Public still wants health reform
- Portland Tribune - Opinion
President Obama’s loosely defined ideas for reforming health care have taken a beating in the past few weeks from objectors who have flooded town hall meetings or even called the president a liar from the House floor. All this noise and emotion haven’t altered the fact that most Americans want changes in this nation’s system of providing health insurance. For recent local proof, we need only to refer to a new poll conducted during the past weekend for the Portland Tribune and Fox 12 News. According to the survey by Davis, Hibbitts and Midghall Inc., 60 percent of Oregon’s registered voters either strongly or somewhat support Obama’s health care proposals, compared with 36 percent who either strongly or somewhat oppose them and 7 percent who were undecided. In other words, a solid majority of Oregonians want health care reform — even after hearing weeks of negative commentary and even though they don’t know exactly what that reform ultimately will look like. We believe that, on this topic, Oregonians aren’t much different than most Americans. We also believe that they have very simple and often very personal reasons for thinking the current system must be reformed. People want to know that their health coverage is secure. They don’t want their coverage denied or limited due to a pre-existing health condition.
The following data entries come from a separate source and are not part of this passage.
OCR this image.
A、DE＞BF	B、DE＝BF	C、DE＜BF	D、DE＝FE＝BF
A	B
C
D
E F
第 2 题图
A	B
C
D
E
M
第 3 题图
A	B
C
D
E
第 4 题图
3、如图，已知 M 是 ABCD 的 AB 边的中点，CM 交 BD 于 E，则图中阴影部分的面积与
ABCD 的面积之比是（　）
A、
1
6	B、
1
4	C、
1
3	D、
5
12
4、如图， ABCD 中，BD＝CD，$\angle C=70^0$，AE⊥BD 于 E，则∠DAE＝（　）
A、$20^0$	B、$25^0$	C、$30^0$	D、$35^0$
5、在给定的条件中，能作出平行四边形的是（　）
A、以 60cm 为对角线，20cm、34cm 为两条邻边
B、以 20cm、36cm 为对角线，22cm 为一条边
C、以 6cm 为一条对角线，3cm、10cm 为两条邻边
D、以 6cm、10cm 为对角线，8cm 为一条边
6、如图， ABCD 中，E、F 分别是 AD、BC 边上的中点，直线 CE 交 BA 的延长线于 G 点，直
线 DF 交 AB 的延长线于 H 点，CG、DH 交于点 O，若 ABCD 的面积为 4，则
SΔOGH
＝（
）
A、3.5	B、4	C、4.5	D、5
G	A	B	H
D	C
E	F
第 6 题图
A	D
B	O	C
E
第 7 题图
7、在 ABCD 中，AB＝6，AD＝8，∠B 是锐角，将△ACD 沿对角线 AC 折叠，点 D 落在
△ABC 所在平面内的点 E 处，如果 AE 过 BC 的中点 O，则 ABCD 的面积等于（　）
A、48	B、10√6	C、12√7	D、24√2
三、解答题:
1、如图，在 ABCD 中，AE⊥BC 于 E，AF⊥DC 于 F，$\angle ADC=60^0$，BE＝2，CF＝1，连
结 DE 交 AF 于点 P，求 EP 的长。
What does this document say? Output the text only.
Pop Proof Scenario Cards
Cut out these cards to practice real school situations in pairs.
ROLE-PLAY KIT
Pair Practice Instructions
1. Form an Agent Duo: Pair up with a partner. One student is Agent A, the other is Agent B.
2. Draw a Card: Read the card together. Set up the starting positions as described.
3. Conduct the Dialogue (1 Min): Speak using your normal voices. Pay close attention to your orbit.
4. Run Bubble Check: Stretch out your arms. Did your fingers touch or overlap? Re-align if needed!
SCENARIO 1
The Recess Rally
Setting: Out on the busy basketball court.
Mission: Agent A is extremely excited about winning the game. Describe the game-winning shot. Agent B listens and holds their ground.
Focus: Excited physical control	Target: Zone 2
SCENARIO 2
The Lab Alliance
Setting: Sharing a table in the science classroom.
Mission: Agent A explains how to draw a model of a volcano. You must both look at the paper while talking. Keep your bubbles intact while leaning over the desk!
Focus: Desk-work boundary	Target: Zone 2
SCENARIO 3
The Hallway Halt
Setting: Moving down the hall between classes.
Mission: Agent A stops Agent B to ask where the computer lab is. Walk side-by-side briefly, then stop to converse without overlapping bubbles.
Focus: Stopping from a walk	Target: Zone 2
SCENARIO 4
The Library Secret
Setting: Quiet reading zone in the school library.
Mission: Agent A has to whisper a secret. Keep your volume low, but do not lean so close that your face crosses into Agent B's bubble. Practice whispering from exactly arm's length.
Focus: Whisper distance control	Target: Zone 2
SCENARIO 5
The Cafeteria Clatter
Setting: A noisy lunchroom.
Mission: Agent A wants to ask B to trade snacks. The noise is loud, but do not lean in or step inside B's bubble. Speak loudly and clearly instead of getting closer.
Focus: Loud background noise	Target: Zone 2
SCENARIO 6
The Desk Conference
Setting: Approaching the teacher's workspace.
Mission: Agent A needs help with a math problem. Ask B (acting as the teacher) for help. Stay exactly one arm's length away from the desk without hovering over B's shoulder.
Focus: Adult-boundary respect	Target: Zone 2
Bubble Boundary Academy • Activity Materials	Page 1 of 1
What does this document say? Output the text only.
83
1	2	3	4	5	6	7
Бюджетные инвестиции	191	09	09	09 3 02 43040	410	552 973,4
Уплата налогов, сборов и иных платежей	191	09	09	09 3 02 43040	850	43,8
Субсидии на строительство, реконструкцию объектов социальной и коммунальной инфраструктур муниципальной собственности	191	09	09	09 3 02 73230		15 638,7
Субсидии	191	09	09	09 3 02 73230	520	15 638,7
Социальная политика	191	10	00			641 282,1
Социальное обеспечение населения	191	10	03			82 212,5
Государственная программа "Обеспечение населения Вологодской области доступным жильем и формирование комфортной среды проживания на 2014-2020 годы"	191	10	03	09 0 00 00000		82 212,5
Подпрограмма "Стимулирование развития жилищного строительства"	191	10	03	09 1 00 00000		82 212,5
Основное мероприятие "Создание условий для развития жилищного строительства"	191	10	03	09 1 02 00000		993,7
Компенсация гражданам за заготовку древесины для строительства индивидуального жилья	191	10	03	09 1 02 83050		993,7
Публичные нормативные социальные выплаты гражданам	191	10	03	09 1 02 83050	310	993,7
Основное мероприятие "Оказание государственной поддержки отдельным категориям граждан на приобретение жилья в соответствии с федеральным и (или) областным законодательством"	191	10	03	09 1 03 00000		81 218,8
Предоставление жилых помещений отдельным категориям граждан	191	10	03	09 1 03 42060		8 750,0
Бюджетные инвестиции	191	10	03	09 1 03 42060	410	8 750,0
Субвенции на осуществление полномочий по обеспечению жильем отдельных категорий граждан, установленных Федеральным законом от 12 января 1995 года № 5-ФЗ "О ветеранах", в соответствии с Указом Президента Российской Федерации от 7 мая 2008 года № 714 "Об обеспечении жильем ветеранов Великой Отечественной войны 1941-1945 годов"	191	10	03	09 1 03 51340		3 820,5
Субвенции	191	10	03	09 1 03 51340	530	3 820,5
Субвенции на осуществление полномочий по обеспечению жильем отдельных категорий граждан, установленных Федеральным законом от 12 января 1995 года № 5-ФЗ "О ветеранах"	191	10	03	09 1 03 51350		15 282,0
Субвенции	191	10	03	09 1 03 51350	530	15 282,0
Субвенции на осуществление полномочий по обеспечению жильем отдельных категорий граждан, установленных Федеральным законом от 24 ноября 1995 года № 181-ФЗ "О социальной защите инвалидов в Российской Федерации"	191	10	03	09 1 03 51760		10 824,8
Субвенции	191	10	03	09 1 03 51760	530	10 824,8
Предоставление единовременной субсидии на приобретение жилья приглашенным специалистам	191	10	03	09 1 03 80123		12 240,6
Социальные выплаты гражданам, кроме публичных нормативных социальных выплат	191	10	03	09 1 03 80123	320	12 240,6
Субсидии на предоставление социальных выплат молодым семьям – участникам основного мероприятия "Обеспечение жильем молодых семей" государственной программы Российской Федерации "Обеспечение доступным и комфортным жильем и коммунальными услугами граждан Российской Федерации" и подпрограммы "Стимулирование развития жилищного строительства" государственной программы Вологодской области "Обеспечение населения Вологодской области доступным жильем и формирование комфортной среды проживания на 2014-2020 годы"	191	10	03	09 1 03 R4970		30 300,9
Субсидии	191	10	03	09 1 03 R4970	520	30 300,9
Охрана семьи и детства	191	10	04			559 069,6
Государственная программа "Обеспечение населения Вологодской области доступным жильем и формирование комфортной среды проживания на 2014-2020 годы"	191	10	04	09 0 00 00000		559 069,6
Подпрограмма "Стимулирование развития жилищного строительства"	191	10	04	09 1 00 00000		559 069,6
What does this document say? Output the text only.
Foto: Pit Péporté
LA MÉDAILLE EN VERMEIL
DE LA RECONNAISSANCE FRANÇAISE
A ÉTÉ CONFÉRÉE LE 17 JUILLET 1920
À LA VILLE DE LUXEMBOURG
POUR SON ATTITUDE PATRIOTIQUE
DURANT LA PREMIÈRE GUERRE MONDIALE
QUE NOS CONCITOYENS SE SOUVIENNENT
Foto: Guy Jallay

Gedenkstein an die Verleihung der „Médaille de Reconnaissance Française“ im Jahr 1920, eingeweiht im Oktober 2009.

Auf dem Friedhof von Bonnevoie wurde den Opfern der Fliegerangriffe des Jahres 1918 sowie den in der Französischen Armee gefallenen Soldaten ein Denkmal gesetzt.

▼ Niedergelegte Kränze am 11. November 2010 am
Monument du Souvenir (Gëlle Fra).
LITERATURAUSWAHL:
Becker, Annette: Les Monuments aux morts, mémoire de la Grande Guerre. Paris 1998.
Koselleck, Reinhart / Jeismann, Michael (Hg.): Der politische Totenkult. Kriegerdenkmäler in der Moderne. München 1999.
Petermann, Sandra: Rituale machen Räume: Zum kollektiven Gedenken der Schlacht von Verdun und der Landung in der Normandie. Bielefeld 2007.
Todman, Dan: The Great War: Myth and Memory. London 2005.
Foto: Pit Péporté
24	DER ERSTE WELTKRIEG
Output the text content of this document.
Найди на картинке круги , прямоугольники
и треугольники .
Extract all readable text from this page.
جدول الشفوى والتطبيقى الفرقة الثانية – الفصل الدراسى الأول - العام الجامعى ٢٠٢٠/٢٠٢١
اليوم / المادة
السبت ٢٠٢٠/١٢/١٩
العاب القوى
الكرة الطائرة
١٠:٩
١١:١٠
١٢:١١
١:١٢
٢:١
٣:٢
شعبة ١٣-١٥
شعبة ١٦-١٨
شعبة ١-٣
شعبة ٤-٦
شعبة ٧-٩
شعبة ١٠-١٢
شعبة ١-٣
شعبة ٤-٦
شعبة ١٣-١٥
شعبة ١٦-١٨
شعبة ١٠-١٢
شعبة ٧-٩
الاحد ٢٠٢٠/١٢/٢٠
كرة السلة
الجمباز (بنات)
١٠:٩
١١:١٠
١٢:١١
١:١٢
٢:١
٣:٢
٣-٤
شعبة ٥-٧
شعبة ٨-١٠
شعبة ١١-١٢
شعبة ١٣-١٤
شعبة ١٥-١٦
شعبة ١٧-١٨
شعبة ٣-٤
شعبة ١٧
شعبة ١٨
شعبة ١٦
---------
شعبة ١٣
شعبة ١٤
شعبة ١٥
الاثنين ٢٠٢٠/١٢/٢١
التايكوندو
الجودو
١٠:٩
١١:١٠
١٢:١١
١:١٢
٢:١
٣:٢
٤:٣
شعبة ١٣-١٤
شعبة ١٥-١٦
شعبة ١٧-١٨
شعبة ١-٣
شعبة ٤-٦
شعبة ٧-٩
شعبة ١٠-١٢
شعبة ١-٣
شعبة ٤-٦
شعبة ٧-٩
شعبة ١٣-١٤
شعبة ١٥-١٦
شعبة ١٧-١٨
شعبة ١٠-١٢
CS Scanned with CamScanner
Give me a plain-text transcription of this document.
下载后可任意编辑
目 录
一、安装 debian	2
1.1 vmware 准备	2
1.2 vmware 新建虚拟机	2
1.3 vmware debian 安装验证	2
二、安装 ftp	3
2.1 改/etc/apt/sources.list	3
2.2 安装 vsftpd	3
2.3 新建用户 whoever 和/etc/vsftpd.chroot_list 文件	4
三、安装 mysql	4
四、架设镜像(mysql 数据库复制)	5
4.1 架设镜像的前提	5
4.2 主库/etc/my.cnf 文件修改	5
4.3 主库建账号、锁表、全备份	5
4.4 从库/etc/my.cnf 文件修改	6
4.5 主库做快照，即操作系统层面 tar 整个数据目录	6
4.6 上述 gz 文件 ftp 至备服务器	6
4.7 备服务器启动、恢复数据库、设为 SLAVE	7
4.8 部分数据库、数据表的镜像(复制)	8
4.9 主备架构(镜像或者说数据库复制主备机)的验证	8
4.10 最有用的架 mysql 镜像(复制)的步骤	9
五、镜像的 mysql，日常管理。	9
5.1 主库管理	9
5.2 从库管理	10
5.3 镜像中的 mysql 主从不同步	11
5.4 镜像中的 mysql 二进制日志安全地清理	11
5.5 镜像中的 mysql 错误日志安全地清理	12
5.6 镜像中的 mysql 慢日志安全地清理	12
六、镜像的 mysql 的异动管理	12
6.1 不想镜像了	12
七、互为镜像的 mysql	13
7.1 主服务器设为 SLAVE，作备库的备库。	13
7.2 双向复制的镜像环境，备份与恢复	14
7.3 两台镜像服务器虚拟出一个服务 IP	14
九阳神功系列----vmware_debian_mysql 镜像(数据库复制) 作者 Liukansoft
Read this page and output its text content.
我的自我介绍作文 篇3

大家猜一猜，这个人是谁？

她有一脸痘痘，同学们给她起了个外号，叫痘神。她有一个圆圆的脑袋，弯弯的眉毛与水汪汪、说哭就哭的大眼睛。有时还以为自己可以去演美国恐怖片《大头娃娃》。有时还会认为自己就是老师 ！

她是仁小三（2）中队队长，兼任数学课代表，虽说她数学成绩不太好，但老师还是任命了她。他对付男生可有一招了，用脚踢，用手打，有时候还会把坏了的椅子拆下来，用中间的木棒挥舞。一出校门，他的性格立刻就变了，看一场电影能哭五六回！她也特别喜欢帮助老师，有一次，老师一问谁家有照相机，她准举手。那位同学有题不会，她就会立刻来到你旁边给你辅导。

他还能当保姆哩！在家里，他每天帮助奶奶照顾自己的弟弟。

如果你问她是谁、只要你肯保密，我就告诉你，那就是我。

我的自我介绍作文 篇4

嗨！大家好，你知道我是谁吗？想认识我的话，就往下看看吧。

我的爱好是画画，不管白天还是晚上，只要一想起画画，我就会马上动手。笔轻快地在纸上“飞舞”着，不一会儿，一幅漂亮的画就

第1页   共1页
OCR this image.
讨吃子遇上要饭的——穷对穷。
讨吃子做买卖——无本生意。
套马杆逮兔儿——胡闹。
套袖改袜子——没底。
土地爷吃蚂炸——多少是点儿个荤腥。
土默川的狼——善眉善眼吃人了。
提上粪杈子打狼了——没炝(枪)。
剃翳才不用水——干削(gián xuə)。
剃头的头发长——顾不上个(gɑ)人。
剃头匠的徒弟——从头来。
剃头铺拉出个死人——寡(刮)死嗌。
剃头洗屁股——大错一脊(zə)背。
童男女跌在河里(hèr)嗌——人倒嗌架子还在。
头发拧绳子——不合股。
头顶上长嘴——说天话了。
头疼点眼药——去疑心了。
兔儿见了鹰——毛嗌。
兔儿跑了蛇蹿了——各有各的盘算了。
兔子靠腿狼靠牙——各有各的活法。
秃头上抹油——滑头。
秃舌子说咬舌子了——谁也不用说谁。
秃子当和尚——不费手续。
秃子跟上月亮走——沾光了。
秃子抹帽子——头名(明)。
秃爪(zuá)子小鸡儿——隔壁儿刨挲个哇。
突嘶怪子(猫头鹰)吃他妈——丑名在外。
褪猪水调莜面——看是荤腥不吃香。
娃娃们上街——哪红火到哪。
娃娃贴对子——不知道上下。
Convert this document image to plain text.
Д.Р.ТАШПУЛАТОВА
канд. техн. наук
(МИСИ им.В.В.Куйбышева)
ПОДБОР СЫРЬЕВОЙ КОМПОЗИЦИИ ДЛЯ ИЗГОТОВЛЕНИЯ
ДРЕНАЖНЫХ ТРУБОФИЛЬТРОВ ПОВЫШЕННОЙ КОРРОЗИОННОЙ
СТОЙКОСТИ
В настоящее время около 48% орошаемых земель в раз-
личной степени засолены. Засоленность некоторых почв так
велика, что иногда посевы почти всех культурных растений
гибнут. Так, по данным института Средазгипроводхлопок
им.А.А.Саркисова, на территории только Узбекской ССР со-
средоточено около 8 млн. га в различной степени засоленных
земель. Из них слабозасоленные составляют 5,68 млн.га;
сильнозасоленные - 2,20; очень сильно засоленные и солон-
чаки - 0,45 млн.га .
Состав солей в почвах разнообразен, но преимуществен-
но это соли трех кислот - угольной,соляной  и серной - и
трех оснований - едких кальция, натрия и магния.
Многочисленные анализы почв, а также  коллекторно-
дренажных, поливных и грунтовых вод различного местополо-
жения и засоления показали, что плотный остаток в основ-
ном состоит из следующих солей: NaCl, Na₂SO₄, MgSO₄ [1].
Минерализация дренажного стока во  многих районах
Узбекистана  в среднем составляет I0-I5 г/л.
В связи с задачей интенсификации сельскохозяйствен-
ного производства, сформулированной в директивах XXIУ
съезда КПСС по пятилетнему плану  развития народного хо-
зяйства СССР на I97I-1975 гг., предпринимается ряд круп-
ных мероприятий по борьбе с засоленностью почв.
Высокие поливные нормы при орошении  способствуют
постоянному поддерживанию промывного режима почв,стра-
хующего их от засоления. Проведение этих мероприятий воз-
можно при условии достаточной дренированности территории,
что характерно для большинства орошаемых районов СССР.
They fear losing their health insurance if they lose their jobs. They are staggered by the rising cost of health care and insurance premiums. They don’t want to see a neighbor or a relative — or anyone else, for that matter — go without the benefits of health care simply because he or she cannot afford insurance. These basic issues form the basis for discontent with the existing system. Yes, health care consumers would like less red tape and bureaucracy, but what the debate really ought to boil down to is the question of providing decent coverage for everyone at a reasonable expense. The public consensus on this fundamental point seems unlikely to dissolve —and that’s because all of us under age 65 are vulnerable to the insecurities of the current system. Oregon’s congressional representatives and senators should pay attention to the majority of their constituents and focus on passing health care reform that ensures adequate coverage for all.